The study confirms earlier findings in smaller samples that some children carry private genetic mutations that are unique to them, contributing to their susceptibility to autism.
"We found many more disrupted genes in the autistic children than in the control group," said Dr. Stanley Nelson, UCLA professor of human genetics and psychiatry. "But here's where it gets tricky -- every child showed a different disturbance in a different gene. When we looked at the gene's function, however, certain categories of genes emerged that were more likely to be influenced by the mutation.
"Three of the disrupted genes, for example, participate in cellular communication," Nelson explained. "They all cluster at the synapse, the site where brain cells talk to each other. One of these genes has previously been tied to autism and intellectual disabilities."
The researchers' next step will be to uncover patterns by identifying groups of disrupted genes that work together in the body to establish key functions or biological processes. The results may reveal clues to where genes go awry and increase autism risk, offering hope for common treatments.
In the meantime, families affected by autism can help advance research efforts by participating in future genetic studies.

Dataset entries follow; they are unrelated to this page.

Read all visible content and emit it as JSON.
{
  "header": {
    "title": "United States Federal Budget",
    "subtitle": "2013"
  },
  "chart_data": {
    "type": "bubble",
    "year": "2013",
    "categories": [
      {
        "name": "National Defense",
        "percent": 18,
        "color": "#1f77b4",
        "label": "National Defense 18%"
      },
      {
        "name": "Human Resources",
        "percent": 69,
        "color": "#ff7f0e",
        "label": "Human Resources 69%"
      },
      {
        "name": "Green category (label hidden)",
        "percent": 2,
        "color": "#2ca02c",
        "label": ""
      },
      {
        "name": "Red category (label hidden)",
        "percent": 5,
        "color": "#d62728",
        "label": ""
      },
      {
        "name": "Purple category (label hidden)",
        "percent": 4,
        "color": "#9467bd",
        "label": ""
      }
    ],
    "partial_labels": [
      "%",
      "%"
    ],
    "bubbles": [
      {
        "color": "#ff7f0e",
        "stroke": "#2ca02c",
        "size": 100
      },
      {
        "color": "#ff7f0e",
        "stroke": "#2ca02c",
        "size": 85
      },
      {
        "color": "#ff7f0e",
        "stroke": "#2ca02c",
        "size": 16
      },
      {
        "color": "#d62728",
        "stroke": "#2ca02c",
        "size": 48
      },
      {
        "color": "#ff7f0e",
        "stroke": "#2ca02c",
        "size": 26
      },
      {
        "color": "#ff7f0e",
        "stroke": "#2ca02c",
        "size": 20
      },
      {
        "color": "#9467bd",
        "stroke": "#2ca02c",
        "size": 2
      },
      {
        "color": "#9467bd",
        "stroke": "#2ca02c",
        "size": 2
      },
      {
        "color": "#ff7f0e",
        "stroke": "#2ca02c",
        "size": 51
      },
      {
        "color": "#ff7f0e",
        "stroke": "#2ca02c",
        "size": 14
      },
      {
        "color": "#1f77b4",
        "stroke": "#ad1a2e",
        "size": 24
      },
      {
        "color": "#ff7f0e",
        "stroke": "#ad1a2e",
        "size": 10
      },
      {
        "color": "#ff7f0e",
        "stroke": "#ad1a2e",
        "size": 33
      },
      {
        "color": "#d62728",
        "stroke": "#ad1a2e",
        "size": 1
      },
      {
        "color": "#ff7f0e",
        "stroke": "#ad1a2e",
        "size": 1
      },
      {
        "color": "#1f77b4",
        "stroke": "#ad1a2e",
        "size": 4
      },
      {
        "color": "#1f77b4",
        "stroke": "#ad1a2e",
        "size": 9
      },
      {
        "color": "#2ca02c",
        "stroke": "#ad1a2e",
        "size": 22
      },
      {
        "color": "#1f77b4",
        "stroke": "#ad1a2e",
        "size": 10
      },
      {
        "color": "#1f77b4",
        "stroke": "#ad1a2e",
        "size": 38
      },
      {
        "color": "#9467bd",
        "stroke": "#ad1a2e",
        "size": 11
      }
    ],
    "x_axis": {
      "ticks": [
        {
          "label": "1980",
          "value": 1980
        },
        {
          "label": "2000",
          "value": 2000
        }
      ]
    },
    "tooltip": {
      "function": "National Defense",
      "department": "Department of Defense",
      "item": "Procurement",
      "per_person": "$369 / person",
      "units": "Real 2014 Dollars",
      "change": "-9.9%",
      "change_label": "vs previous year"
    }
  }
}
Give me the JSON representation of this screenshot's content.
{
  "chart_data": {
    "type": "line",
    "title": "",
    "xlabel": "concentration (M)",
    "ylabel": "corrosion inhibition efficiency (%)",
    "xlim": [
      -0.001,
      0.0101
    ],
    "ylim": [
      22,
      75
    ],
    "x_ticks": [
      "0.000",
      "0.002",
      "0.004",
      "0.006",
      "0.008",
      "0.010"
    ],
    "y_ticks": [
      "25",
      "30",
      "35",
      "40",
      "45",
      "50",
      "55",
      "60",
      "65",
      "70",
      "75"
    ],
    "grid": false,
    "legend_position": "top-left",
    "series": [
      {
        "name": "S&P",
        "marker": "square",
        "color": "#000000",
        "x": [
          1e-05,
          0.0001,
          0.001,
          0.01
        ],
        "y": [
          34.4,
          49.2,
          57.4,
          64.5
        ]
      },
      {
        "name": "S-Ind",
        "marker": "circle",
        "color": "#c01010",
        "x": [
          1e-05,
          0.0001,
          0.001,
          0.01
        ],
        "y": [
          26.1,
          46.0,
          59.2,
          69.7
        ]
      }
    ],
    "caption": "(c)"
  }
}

"This study's larger sample size enabled us to pinpoint rare variations that we could not have detected in a smaller group," emphasized Nelson. "Yet these findings explain only 3.3 percent of the genetic origins of autism. In order to identify all of autism's genetic causes, we need tens of thousands of families to volunteer their DNA samples for sequencing."
Many of the study's samples were provided by families who donated blood to the Los Angeles-based Autism Genetic Resource Exchange (AGRE), a gene bank created and funded by Cure Autism Now, (since renamed Autism Speaks), and a grant from the National Institute of Mental Health to the three UCLA authors.